School officials, however, dispute whether the city does, in fact, have that right of first refusal, and pointed out Tuesday that, regardless, the city was notified last summer of the plans to develop the former Farnum school site.
In short, the legal battle lines are drawn, with the stakes being the property-management program that the school district views as its best, and perhaps only, method of financing the construction of new schools.
"At this point, this is the only way to raise the dollars to expand the schools and build new ones in the heavily crowded areas," said Tina Dyer, the school district's legal counsel.
Gotch, who favors using the closed-school property for recreational purposes, has requested that the council's Transportation and Land Use Committee examine the feasibility of a citywide acquisition program of the former school sites at the panel's meeting next week.
"I can certainly appreciate the school district's need for revenues," Gotch said. "But I feel strongly that those revenues should not come at the expense of our neighborhoods. Parks, open spaces and schools are the heart of any community. To destroy any of them is to destroy the community."
Saying that he favors the "adoption of a spirit of cooperation rather than confrontation," Gotch called on school officials to work with the city to prevent residential or commercial development on closed-school sites. "I'd like them to just admit that they've made a mistake and reconsider their plans. However, if they don't retreat, if they dig in their heels . . . we may meet in court."
A key point of dispute between the city and school board is whether school officials properly solicited bids for development of the Farnum site.
Under state law, the school board is required to offer to sell or lease closed-school sites to public agencies before seeking bids from private developers, according to the city attorney's memo. The city and other public entities then have 60 days to notify the school district whether they intend to accept that offer.
In a letter sent to the city last July, the school district indicated that it intended to lease the Farnum site for 99 years, adding that it was seeking a minimum annual rent of $250,000. However, city attorneys argue that that letter did not constitute proper notification of the city's right of first refusal, because it did not specify that state law gave the city the right to purchase the property at a fraction of the market rate, provided that the land is used for recreational purposes.

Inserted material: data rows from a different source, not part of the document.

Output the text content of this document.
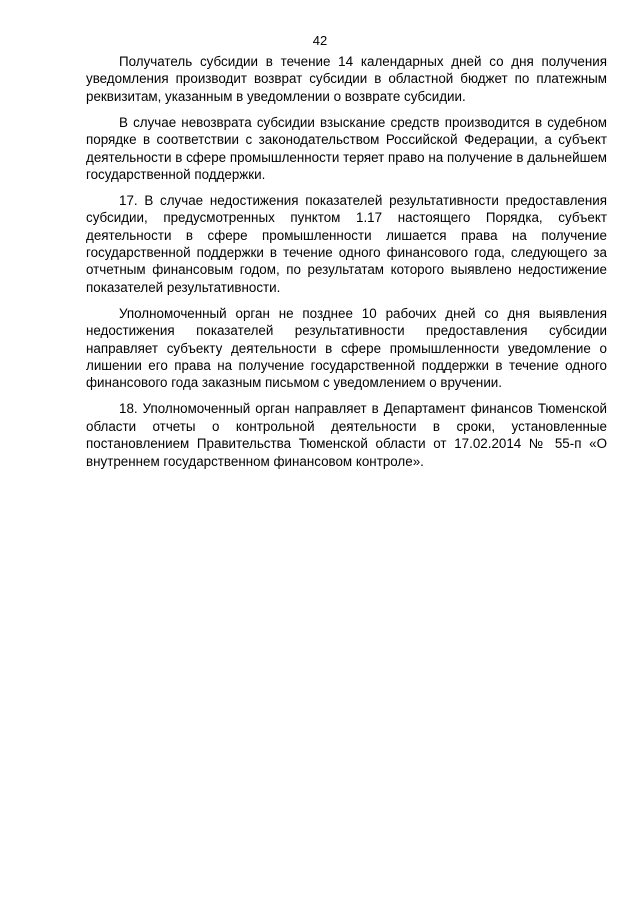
42

Получатель субсидии в течение 14 календарных дней со дня получения уведомления производит возврат субсидии в областной бюджет по платежным реквизитам, указанным в уведомлении о возврате субсидии.

В случае невозврата субсидии взыскание средств производится в судебном порядке в соответствии с законодательством Российской Федерации, а субъект деятельности в сфере промышленности теряет право на получение в дальнейшем государственной поддержки.

17. В случае недостижения показателей результативности предоставления субсидии, предусмотренных пунктом 1.17 настоящего Порядка, субъект деятельности в сфере промышленности лишается права на получение государственной поддержки в течение одного финансового года, следующего за отчетным финансовым годом, по результатам которого выявлено недостижение показателей результативности.

Уполномоченный орган не позднее 10 рабочих дней со дня выявления недостижения показателей результативности предоставления субсидии направляет субъекту деятельности в сфере промышленности уведомление о лишении его права на получение государственной поддержки в течение одного финансового года заказным письмом с уведомлением о вручении.

18. Уполномоченный орган направляет в Департамент финансов Тюменской области отчеты о контрольной деятельности в сроки, установленные постановлением Правительства Тюменской области от 17.02.2014 № 55-п «О внутреннем государственном финансовом контроле».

The school district's attorneys, however, argued that it had complied with state law via the July, 1985, letter. Further, school officials contend that, in regard to the proposed Farnum lease, the city did not even have the right of first refusal.

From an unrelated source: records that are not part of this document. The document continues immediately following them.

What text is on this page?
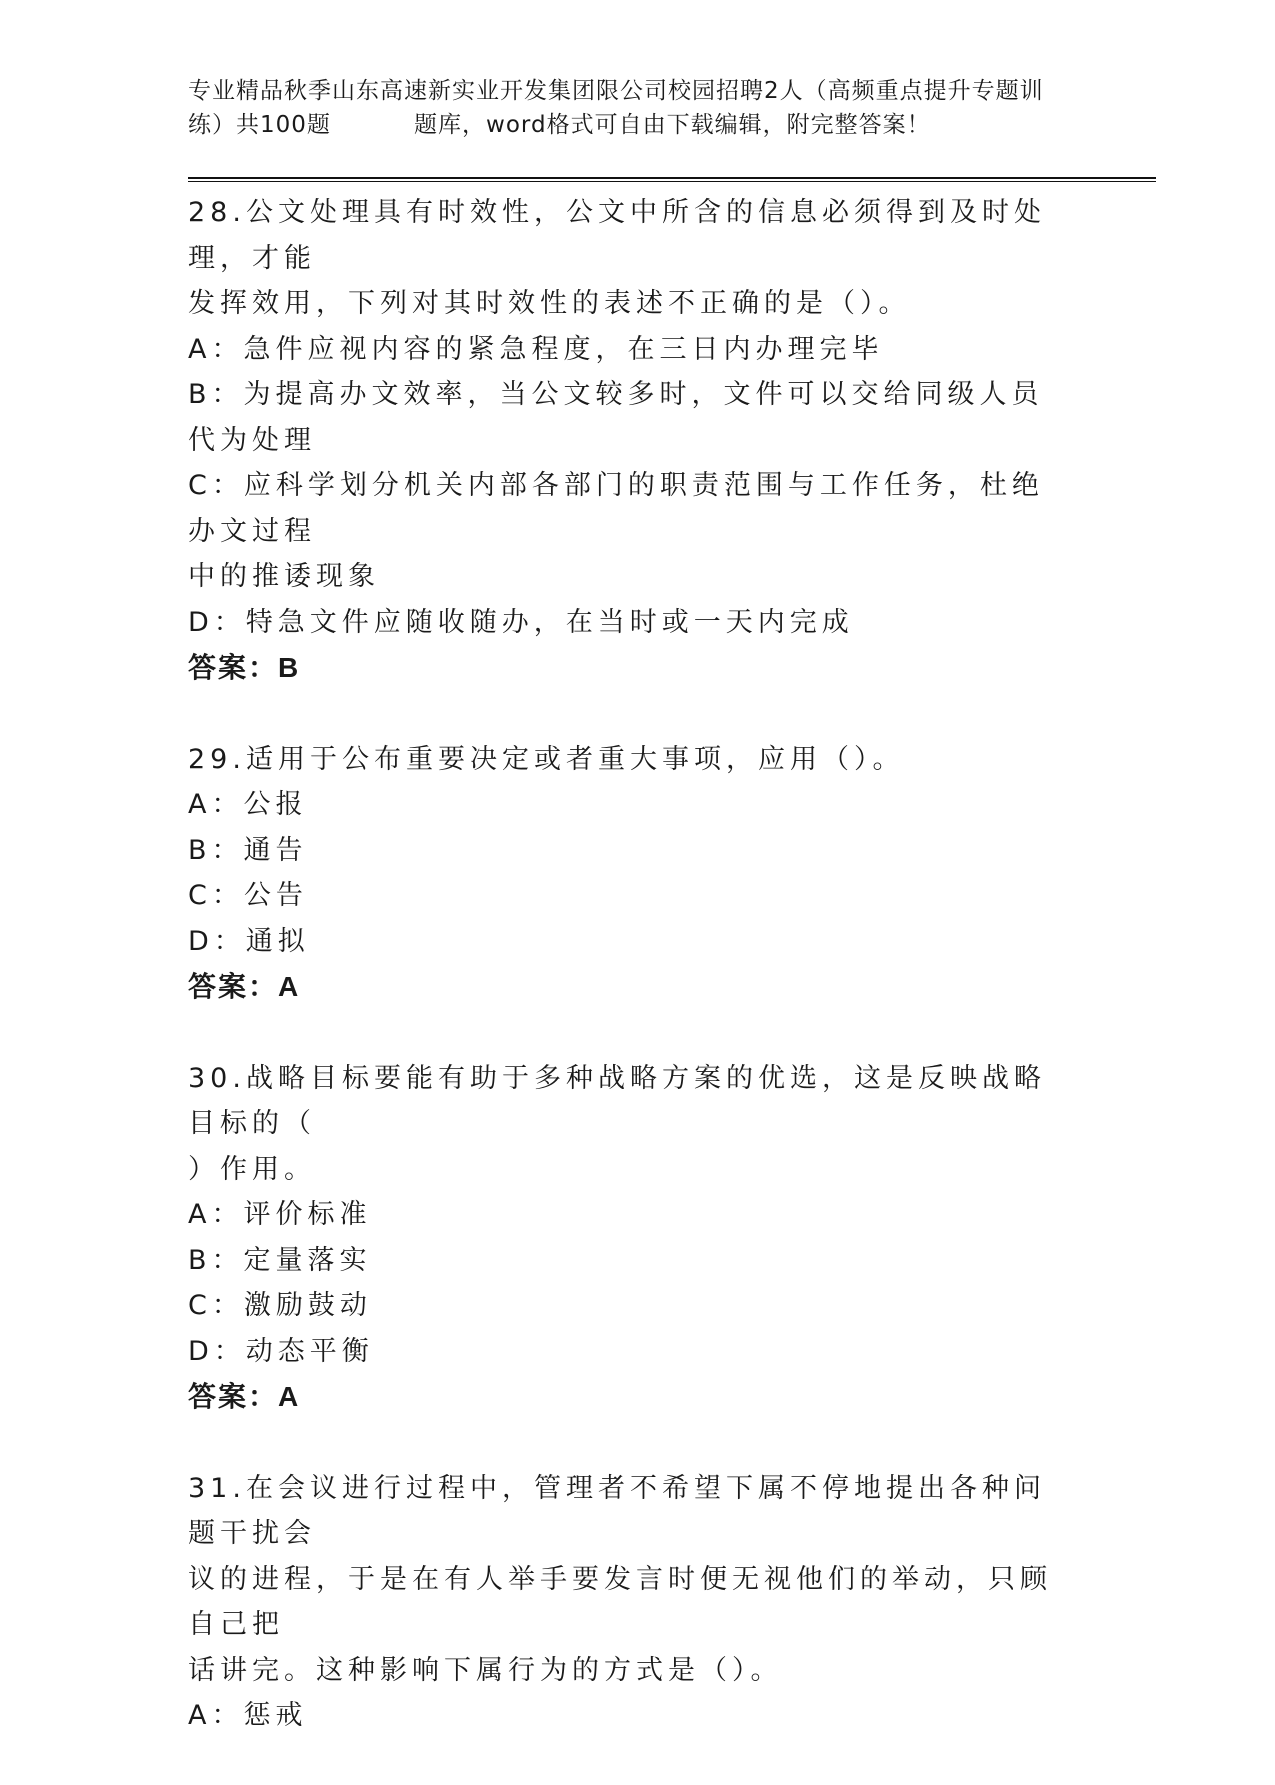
专业精品秋季山东高速新实业开发集团限公司校园招聘2人（高频重点提升专题训
练）共100题	题库，word格式可自由下载编辑，附完整答案！

28.公文处理具有时效性，公文中所含的信息必须得到及时处理，才能

发挥效用，下列对其时效性的表述不正确的是（）。

A：急件应视内容的紧急程度，在三日内办理完毕

B：为提高办文效率，当公文较多时，文件可以交给同级人员代为处理

C：应科学划分机关内部各部门的职责范围与工作任务，杜绝办文过程

中的推诿现象

D：特急文件应随收随办，在当时或一天内完成

答案：B

29.适用于公布重要决定或者重大事项，应用（）。

A：公报

B：通告

C：公告

D：通拟

答案：A

30.战略目标要能有助于多种战略方案的优选，这是反映战略目标的（

）作用。

A：评价标准

B：定量落实

C：激励鼓动

D：动态平衡

答案：A

31.在会议进行过程中，管理者不希望下属不停地提出各种问题干扰会

议的进程，于是在有人举手要发言时便无视他们的举动，只顾自己把

话讲完。这种影响下属行为的方式是（）。

A：惩戒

In support of that contention, Dyer cites a provision of the state Education Code that specifies that cities, or other public entities, have the first chance to purchase former school sites only if "no other available publicly owned land in the vicinity of the school site is adequate to meet the existing and foreseeable needs of the community for playground, playing field, or other outdoor recreational and open-space purposes."
The city attorney's memo states: "Apparently, the school district has concluded that the City of San Diego has not made (such) a determination." Part of the purpose behind next week's council committee meeting is to attempt to close that possible legal loophole by, presumably, a council finding to the effect that no other suitable property is available near the Farnum site.
J.V. Ward, the school board's director of property management, said Tuesday that, in addition to the former Dana and Farnum sites, about a dozen other closed schools throughout the city also are being contemplated for development.
"We're not getting money from the state, and the developer fees are inadequate," Dyer said.
Money also could be a potential problem for the city, if the council attempts to purchase some of the closed-school sites.
"It would be impossible to speculate where the money would come from," Gotch said, noting that costs would fluctuate dramatically depending on whether the sites were purchased or leased. "But the costs would be minuscule compared to the community benefit. If it becomes possible to acquire those sites, I'm confident that we could make the necessary decisions and that the money would be forthcoming."